Тянет явно из какого-то сада. Из которого? И что это за запах? Нет в нем ни нежной до сердечной истомы сладости цветущих лип, которыми славится этот городок, ни безмятежного счастья, которым веет от благоухающей жимолости. Запах резкий, грубый. Даже неприятный. В нем есть своеобразная чувственная назойливость! Как всегда, он лишает меня душевного равновесия. Я начинаю испытывать… Что же именно?.. Смутное беспокойство. Неодолимое желание оказаться за леском, в который упирается улица, и еще дальше, дальше. В то же время меня гложет тоска по тому самому месту, где я нахожусь. Разве так бывает? И чудится, будто до сих пор не разрешена некая загадка, будто в окружающем воздухе растворена нераскрытая тайна.

Летний ветерок снова доносит тот запах, и я осознаю, что на самом деле меня тянет в собственное детство. Быть может, дом, по которому я тоскую, несмотря ни на что, по-прежнему стоит там, где стоял. Из года в год, когда июнь переваливает за середину и в ноздри лезет этот неприятный душок, я непроизвольно отмечаю про себя, что билеты на самолет в ту дальнюю соседнюю страну стоят очень дешево. Раз за разом я поднимаю телефонную трубку, чтобы сделать заказ, и раз за разом кладу ее на место. Известно же, в прошлое дороги нет… Стало быть, не поеду никогда? Решено? Но ведь я старею. Вдруг в этом году – последняя возможность? Кто знает…

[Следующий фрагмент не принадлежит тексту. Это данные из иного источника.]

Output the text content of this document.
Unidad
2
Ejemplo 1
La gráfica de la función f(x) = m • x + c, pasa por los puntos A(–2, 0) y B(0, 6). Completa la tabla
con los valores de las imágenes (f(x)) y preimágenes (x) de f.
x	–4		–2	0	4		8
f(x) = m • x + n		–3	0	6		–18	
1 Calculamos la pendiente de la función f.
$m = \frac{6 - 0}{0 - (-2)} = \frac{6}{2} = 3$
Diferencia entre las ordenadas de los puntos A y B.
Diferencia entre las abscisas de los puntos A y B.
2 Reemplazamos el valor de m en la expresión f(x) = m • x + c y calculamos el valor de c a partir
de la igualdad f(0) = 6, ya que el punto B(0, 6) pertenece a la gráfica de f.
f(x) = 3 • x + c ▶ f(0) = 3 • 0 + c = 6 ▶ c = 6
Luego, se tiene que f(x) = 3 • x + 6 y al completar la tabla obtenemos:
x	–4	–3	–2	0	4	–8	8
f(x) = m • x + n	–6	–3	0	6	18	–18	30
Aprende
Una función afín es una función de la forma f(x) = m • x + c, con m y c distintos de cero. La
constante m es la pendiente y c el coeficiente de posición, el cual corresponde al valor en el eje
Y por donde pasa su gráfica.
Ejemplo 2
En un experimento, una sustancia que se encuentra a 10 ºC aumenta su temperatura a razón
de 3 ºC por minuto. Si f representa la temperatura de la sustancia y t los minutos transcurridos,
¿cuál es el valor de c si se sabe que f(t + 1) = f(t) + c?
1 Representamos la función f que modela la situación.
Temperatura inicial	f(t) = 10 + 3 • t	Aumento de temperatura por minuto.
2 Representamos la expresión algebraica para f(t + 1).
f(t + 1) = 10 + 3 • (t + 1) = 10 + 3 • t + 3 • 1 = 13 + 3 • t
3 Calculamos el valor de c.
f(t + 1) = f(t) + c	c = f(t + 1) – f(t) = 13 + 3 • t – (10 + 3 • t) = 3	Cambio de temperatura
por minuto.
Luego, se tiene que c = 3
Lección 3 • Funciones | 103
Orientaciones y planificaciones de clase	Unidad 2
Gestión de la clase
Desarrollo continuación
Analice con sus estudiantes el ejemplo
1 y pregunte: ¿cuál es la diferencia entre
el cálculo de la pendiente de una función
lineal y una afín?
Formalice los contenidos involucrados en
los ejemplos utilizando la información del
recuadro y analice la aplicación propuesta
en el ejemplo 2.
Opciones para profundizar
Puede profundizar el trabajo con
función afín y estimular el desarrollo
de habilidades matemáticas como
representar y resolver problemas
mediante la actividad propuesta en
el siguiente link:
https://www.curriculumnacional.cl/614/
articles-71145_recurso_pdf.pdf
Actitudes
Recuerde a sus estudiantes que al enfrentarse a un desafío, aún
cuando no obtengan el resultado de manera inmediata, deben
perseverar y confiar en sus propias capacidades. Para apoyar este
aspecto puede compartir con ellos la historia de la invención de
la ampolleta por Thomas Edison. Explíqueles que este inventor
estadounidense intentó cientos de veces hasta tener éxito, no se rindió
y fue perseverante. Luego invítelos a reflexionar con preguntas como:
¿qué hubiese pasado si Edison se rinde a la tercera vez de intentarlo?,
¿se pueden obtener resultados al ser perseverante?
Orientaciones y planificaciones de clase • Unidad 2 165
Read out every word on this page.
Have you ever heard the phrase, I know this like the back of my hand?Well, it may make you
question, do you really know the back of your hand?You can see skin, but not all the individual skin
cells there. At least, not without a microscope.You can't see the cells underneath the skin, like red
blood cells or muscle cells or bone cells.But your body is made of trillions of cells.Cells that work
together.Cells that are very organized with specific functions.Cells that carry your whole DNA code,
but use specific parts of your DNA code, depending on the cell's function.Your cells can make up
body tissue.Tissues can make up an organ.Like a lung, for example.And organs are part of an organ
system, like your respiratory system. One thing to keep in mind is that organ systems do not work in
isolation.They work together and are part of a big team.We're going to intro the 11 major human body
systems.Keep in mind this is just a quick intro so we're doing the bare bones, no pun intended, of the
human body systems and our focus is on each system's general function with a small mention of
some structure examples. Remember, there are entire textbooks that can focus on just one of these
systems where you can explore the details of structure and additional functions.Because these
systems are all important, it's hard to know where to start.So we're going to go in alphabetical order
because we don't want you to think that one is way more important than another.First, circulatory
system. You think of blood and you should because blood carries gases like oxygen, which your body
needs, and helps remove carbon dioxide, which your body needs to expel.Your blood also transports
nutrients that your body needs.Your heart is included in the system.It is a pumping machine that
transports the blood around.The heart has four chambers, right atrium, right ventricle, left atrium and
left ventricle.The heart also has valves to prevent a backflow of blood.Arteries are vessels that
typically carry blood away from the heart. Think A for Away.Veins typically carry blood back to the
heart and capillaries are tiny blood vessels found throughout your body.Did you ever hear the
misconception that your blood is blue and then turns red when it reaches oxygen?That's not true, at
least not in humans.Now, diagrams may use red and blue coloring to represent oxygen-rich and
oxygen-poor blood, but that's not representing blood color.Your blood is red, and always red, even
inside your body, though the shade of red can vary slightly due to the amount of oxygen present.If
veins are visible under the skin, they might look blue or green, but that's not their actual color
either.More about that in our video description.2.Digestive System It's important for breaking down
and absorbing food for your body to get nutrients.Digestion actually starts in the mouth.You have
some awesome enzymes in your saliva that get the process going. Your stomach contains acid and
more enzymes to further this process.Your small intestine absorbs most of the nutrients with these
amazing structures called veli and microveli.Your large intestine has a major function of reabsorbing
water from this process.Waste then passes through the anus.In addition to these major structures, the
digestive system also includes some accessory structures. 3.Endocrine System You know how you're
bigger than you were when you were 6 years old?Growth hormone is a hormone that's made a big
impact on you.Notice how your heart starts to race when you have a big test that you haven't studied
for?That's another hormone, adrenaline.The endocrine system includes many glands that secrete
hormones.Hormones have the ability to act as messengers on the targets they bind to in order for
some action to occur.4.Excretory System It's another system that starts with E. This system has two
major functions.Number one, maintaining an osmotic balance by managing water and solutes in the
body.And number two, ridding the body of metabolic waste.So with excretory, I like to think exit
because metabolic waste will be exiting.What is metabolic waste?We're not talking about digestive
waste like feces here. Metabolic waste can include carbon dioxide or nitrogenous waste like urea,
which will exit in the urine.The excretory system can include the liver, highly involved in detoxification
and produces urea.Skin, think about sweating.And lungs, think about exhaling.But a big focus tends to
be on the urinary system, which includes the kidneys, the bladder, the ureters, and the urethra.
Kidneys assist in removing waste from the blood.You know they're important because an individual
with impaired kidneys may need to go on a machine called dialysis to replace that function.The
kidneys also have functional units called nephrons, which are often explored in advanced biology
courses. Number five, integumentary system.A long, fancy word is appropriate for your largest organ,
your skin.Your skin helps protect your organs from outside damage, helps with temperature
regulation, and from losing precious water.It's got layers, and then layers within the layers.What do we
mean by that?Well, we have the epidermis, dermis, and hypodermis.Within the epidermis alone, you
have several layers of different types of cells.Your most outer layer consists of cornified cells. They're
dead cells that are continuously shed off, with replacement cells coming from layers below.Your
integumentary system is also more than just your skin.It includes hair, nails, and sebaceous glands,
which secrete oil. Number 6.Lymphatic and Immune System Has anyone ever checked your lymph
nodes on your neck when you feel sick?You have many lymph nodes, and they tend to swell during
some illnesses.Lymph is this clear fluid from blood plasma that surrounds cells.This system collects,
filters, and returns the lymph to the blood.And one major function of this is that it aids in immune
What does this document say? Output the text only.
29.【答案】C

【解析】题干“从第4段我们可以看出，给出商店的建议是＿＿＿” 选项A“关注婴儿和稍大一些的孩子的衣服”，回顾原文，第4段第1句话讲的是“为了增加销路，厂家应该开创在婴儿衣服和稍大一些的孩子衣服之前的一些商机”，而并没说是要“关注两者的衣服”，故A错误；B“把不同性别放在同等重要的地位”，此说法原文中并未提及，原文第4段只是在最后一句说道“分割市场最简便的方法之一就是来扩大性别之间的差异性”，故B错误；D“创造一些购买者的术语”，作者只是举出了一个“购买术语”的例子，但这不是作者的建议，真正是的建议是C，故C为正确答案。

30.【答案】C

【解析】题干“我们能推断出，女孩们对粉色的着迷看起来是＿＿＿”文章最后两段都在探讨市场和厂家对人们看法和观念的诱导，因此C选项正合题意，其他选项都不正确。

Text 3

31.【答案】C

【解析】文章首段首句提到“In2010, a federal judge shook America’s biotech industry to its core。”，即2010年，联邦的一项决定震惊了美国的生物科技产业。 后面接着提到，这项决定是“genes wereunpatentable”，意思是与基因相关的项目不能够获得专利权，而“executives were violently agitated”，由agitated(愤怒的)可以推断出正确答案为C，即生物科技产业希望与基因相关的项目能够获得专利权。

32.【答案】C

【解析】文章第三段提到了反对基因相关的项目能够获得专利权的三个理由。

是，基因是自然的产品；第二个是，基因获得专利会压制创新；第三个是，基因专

Но что все-таки такое парит в летнем воздухе, тревожа душу, навевая страх? Если бы я только знал, как называется этот колдовской цветок, если бы я его увидел, то сразу понял бы, в чем кроется его сила. Я провожаю дочь и двоих ее малышей к машине – пожив здесь недельку, они уезжают домой – и вдруг опять слышу тот же запах. Трогаю дочь за плечо. Она хорошо разбирается в растениях.

– Понюхай. Чувствуешь? Вот… Сейчас донесло… Чем это пахнет?

Она старательно принюхивается.

– Обыкновенной сосной.

На здешней песчаной почве во всех окрестных садах растут сосны, укрывая скромные домики от летнего зноя; благодаря соснам знаменитый своей целебностью местный воздух особенно чист и живителен. Однако душок, незаметно, но настойчиво вползающий в ноздри, не отличается ни свежестью, ни смолистостью. Дочь морщит нос:

– Или ты имеешь в виду этот довольно… простецкий запах?

Мне становится смешно. А ведь она права. Запах действительно довольно вульгарный.

– Самбукус нигра, – произносит дочь.

Самбукус нигра… Эти слова мне ничего не говорят. Слышать-то я их, конечно, слышал, но растения не помню и не могу объяснить его власть надо мной.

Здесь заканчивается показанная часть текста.